Kilgore Addresses U Of I Trustees
By Hannah Meisel, with additional reporting from The Associated Press
University of Illinois instructor and 1970's-era radical James Kilgore says he's ashamed of his actions as a younger man but shouldn't be barred from teaching. His teaching career remains in doubt as one of his contracts expires Thursday.
U of I Trustees ended a meeting Wednesday without taking action on his case.
Kilgore was a member of the Symbionese Liberation Army, a group best known for kidnapping Patty Hearst in 1974. A year later, he was convicted of murder for his role in a bank robbery the group carried out the next year in which a housewife died.
After decades on the run, Kilgore served six years in prison for that crime, and eventually found work as an adjunct professor at the U of I's Urbana campus.
Last month, his contract was not renewed. A university committee is now reviewing whether Kilgore can continue teaching after he says he was told he would lose his position.
Kilgore argues that's a violation of academic freedom and mistreatment of adjunct faculty.

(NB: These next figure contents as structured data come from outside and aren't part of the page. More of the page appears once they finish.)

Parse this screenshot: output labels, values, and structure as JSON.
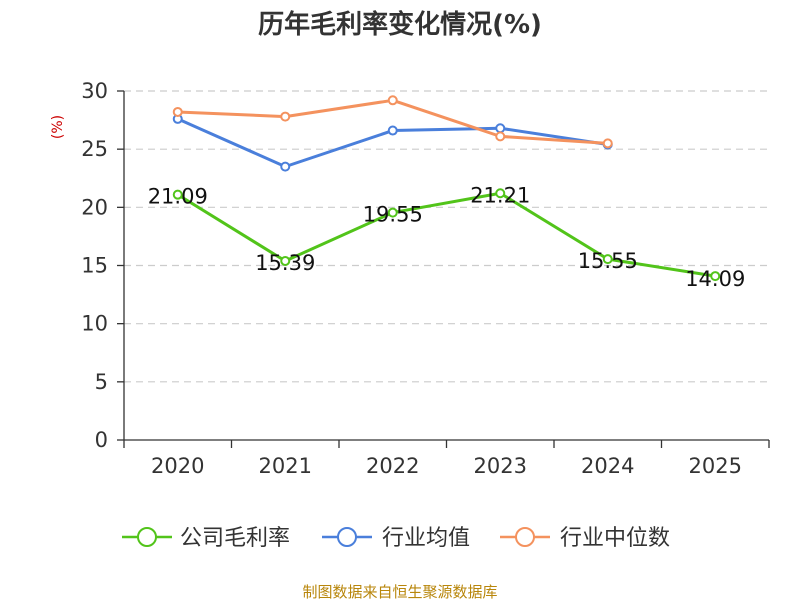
{
  "chart_data": {
    "type": "line",
    "title": "历年毛利率变化情况(%)",
    "unit_label": "(%)",
    "categories": [
      "2020",
      "2021",
      "2022",
      "2023",
      "2024",
      "2025"
    ],
    "ylim": [
      0,
      30
    ],
    "yticks": [
      0,
      5,
      10,
      15,
      20,
      25,
      30
    ],
    "grid": "horizontal-dashed",
    "legend_position": "bottom",
    "series": [
      {
        "name": "公司毛利率",
        "color": "#52c41a",
        "values": [
          21.09,
          15.39,
          19.55,
          21.21,
          15.55,
          14.09
        ],
        "labels": [
          "21.09",
          "15.39",
          "19.55",
          "21.21",
          "15.55",
          "14.09"
        ]
      },
      {
        "name": "行业均值",
        "color": "#4a7fdb",
        "values": [
          27.6,
          23.5,
          26.6,
          26.8,
          25.4,
          null
        ]
      },
      {
        "name": "行业中位数",
        "color": "#f4925e",
        "values": [
          28.2,
          27.8,
          29.2,
          26.1,
          25.5,
          null
        ]
      }
    ],
    "source": "制图数据来自恒生聚源数据库"
  }
}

"As a young man, I committed acts of which I stand ashamed," he said. "Who better to tell someone how to avoid a destructive path than someone who has walked that path?"
The Board of Trustees wants to mandate criminal background checks on all new employees.
Trustee Patrick Fitzgerald, the former federal prosecutor who sent two Illinois governors to prison, said there should not be a policy to automatically exclude people with criminal records.
"The issue of how to deal with a population that's gone through prison and tries to reintegrate into society is a vexing one," he said.
Nevertheless, Fitzgerald said the board should still be able to exclude such people in some cases. And he says this case has nothing to do with academic freedom.